В декабре 1916 года Сидоров впервые побывал в Оптиной пустыне и стал духовным сыном старца Анатолия. В последний раз он приехал в Оптину в сентябре 1917 года. Из «Записок Сергея Сидорова»: "Осень метила деревья лиловым золотом, трава приняла цвет осенних зарниц, кричали чечетки, остро свистели синицы. У Святого колодца теплый запах земли с едва приметной тленью старого сруба. Я любил, лежа на траве, вдыхать его и думал о счастье, о жизни, о радости, следя за быстрым летом изменчивых облаков по темно-синему небу. Звонили к покровской всенощной. Пунцовые лучи вместе с первым заморозком оседали на соснах. Розовели далеко у самого края обрыва купола козельских церквей, и отсвет их заревых пожаров ложился на дорогу. По дороге шли богомольцы. Они пели молитвы, и звуки святых песнопений переходили в гулкие вечерние звоны...
Сутолока станции противна после тишины лесной. Толпа, давка, красные плакаты. Еле выбрался из толчеи зала третьего класса. Ждал поезда, отчего-то давали билеты, хотя почти невозможно было сесть в вагоны, переполненные желто-серой ругающейся толпой. Люди лежали на земле, слонялись среди оранжевых далей осенних полей, толпились на всех ступеньках станционных строений. Какие-то самодовольные хвастливые пареньки бегали по платформе и кричали о близком перевороте: было начало октября 1917 года. А паровозы гудели, и звонили тревожно звонки в дырявой станционной двери».
Вскоре Сидоров уехал из Москвы в родную Николаевку. Но в селе становилось все тревожнее. Появились банды. Помещиков убивали. И в конце декабря 1918 года он вместе с тетей и Верой Ивановной (мамочкой) уехал из именья в Киев. Накануне отъезда их полностью ограбили.
В Киеве Сергей Алексеевич осуществил свое желание посвятить жизнь служению Церкви, поступил в Киевскую Духовную академию и успел окончить два курса.

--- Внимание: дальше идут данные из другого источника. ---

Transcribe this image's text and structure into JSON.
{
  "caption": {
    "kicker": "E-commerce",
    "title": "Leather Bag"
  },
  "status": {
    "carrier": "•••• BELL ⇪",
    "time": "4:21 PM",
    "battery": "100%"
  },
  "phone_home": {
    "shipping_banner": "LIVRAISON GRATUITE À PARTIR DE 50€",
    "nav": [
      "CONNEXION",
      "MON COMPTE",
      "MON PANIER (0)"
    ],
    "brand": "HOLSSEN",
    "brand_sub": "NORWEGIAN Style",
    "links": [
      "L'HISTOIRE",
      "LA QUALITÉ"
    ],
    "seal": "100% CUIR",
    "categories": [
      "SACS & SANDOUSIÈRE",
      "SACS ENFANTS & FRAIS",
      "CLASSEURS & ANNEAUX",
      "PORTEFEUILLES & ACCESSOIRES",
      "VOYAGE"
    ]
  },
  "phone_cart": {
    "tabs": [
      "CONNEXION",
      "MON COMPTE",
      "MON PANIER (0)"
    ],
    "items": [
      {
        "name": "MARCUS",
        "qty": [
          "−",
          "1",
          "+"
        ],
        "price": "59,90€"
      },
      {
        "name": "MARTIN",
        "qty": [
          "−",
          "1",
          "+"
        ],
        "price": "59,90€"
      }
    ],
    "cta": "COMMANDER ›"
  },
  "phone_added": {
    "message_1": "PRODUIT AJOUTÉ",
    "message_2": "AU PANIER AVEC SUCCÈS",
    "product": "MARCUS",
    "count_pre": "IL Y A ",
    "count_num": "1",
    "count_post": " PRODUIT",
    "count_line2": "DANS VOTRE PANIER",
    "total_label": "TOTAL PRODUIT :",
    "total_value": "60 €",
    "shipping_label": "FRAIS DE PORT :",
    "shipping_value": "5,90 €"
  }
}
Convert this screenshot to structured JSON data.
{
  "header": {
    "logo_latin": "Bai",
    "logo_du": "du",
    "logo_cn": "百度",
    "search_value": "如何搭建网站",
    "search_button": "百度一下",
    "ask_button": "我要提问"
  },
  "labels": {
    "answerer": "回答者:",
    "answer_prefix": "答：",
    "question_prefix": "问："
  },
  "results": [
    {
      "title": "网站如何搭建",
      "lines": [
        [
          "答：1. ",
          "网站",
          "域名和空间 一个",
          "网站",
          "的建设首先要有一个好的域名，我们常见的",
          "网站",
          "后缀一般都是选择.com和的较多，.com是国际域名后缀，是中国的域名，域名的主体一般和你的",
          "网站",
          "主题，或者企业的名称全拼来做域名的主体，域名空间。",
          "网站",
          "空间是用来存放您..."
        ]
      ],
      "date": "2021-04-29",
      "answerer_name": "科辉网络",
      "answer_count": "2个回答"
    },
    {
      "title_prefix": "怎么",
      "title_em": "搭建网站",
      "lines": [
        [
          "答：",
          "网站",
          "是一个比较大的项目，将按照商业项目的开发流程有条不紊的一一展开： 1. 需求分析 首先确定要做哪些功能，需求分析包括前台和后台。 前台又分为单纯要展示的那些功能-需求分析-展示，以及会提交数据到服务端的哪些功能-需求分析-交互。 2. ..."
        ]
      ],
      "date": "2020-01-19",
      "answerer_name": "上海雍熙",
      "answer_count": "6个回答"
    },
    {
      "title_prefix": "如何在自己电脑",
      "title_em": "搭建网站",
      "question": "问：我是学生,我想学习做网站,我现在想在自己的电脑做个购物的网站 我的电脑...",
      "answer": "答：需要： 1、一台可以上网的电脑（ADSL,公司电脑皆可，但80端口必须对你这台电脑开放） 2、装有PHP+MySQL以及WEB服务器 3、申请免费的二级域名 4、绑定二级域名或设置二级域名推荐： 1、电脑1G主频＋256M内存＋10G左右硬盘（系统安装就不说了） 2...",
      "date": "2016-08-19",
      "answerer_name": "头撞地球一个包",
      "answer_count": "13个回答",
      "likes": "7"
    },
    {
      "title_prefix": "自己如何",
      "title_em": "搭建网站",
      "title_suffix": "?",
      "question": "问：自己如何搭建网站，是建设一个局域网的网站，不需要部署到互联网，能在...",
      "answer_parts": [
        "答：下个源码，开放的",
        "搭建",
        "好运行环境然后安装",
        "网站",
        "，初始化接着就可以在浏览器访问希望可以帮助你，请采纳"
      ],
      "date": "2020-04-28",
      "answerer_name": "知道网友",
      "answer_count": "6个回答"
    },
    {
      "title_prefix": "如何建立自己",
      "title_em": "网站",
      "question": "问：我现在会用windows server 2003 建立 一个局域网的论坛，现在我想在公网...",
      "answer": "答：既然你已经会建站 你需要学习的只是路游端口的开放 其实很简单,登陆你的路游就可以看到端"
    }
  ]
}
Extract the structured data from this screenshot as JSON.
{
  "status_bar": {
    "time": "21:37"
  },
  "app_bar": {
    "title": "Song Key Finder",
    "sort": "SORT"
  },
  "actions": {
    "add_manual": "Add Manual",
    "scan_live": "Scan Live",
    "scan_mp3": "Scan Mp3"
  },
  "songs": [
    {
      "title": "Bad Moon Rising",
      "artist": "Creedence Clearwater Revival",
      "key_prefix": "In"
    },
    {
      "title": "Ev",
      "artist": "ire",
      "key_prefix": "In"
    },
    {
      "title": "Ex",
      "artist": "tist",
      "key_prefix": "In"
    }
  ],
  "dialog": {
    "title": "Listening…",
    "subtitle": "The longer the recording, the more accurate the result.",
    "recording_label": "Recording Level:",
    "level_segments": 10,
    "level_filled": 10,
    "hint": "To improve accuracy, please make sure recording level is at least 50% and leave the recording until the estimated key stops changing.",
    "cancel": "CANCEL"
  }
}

Весной 1920 года он женился на Татьяне Петровне Кандибе из старинного украинского рода.
К этому времени Сергей Алексеевич потерял отца. Алексей Михайлович Сидоров был юристом, членом коллегии областного суда в Харькове. После революции он потерял работу, очень страдал от голода и холода. Перед наступлением на Харьков Деникина большевики арестовали всех членов суда и других, уважаемых в городе граждан и держали в качестве заложников в Орловской тюрьме. Крайне тяжело читать письма Алексея Михайловича из тюрьмы. Он просил старшего сына Алексея, который был известным искусствоведом, помочь, похлопотать. Алексей Алексеевич пытался добиться освобождения отца, но безуспешно: отношение к интеллигенции у большевиков было таким же, как и к буржуазии. Один из руководителей ВЧК, М. Лацис, писал в октябре 1918 года в журнале «Красный террор»: «Нет нужды доказывать, выступало то или иное лицо против Советской власти. Первое, что вы должны спросить у арестованного, это следующее: к какому классу он принадлежит, откуда он происходит, какое воспитание он имел и какова его специальность? Эти вопросы должны решить судьбу арестованного».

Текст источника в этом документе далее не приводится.